An operating system can provide the same benefits to personal clouds. Because it allows you to act as a peer, a CloudOS orchestrates and coordinates online interactions, enables cooperating networks of products and services, supports intention-driven automation, and transforms the way you interact with the world.
Applications
PCAA
We have been using the model extensively for the last 6 months and have found it to be very effective for building CloudOS applications. I wrote about a largish experiment with this model in the whitepaper Introducing Forever: Personal Cloud Application Architectures. The white paper describes an application, called Forever, that uses picos to represent a social graph for purposes of creating an evergreen address book. The interface is built in an unhosted style using nothing but JavaScript. The picos provide the business logic and persistence layer. We called this the "personal cloud application architecture" or PCAA.
I wrote a simple Todo list application that used picos to store and manage todo list items do illustrate the simple calls that could be used to merely store and retrieve data from a pico's PDS in a simple PCAA. I describe that example in Building an App Using the Personal Cloud Application Architecture.

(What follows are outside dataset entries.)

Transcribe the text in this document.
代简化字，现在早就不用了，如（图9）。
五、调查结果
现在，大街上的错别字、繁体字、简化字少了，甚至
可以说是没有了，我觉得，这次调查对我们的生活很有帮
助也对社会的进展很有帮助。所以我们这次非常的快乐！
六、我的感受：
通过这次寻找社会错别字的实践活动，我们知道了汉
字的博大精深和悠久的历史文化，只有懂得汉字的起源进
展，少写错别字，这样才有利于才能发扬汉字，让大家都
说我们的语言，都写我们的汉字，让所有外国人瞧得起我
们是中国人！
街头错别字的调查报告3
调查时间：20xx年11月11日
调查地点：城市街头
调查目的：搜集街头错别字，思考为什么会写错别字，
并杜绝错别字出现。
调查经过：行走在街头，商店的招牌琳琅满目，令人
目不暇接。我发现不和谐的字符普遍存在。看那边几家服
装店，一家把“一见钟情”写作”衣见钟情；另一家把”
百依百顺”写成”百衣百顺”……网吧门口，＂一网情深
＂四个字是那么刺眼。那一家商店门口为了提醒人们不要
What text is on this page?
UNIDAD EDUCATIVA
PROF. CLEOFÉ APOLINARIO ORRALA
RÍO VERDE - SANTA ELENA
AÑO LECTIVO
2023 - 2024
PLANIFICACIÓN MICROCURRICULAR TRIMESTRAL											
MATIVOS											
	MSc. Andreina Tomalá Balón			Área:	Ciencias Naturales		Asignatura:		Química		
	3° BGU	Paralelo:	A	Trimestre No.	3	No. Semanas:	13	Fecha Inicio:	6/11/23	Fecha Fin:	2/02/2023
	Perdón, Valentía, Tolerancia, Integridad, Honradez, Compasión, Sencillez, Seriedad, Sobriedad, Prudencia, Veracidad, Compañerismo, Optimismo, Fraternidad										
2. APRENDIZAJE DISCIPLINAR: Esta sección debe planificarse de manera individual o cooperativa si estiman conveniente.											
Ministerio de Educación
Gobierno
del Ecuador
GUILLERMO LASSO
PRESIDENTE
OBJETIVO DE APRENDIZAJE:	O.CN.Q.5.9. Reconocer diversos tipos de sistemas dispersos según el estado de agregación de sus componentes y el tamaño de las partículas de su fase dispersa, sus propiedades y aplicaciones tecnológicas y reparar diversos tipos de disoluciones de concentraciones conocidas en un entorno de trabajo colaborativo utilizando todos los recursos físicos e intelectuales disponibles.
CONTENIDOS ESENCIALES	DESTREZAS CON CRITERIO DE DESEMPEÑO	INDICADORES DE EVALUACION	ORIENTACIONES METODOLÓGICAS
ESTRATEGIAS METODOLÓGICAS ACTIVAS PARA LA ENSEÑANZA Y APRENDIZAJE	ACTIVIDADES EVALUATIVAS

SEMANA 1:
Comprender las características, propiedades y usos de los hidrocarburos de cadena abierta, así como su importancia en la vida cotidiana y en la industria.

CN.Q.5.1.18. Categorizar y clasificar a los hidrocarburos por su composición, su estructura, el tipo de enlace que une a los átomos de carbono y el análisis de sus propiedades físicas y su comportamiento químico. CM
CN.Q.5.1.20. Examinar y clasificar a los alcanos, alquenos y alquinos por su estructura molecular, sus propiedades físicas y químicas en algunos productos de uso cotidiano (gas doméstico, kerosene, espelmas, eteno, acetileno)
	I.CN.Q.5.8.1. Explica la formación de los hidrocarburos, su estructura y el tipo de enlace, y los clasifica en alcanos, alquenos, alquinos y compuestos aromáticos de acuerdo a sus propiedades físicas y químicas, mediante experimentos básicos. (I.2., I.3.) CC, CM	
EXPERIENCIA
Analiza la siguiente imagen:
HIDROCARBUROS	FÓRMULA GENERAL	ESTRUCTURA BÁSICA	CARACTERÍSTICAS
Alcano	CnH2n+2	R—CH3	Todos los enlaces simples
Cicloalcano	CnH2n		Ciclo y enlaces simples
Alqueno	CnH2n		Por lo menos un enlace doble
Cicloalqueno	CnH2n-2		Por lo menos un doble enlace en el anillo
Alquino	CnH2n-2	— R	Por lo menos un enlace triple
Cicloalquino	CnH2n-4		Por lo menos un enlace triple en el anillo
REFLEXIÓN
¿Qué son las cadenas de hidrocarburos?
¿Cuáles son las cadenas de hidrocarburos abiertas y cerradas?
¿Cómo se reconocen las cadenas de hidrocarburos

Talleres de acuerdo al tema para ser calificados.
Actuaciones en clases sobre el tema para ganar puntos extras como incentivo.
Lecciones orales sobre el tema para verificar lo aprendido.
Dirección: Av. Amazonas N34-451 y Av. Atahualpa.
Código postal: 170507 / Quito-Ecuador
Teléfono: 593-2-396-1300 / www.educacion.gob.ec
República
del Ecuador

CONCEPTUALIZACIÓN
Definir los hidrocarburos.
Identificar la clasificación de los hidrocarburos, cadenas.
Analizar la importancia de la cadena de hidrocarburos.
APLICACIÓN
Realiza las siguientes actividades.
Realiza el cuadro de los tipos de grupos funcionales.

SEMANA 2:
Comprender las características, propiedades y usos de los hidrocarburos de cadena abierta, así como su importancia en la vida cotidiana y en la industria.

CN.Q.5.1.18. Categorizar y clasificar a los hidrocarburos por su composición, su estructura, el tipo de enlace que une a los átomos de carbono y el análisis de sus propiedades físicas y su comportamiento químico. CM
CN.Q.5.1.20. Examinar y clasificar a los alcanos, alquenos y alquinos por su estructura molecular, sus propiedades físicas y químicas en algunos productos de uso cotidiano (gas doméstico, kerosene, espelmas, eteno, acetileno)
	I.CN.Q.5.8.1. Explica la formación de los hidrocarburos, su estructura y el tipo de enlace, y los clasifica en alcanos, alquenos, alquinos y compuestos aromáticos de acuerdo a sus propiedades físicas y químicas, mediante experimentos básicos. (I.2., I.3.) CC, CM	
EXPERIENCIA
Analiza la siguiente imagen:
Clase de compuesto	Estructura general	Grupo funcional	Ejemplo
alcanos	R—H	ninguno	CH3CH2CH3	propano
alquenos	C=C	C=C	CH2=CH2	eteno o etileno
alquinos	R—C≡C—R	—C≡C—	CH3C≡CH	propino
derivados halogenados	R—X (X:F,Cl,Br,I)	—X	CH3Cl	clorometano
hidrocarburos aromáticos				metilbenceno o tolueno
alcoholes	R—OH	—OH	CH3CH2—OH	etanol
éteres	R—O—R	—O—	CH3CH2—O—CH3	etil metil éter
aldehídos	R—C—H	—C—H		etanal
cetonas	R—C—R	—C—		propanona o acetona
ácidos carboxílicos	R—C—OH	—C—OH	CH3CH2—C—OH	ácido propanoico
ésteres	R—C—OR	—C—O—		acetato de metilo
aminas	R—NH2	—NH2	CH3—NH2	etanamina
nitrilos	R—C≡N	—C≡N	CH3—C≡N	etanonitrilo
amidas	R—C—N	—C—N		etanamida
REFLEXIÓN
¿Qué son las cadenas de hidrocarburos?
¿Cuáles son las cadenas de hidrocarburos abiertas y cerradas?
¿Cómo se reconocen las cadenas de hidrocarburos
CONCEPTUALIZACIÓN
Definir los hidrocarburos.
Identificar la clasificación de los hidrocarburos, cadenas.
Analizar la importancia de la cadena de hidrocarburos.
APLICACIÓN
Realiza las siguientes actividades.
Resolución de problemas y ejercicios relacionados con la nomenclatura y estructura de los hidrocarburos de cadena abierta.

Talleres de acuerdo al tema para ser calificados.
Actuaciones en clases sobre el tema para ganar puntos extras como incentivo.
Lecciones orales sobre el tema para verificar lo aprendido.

Developers building applications using the unhosted, PCAA style can sometimes get away without really thinking too much about the underlying model, but sophisticated applications will require a more detailed understanding. Developers programming picos to implement a particular system, of course, will need to be skilled at event-query systems in order to implement an effective and easy-to-use API. We're still developing our knowledge of how they work, how best to document them, and the best ways to promulgate our findings.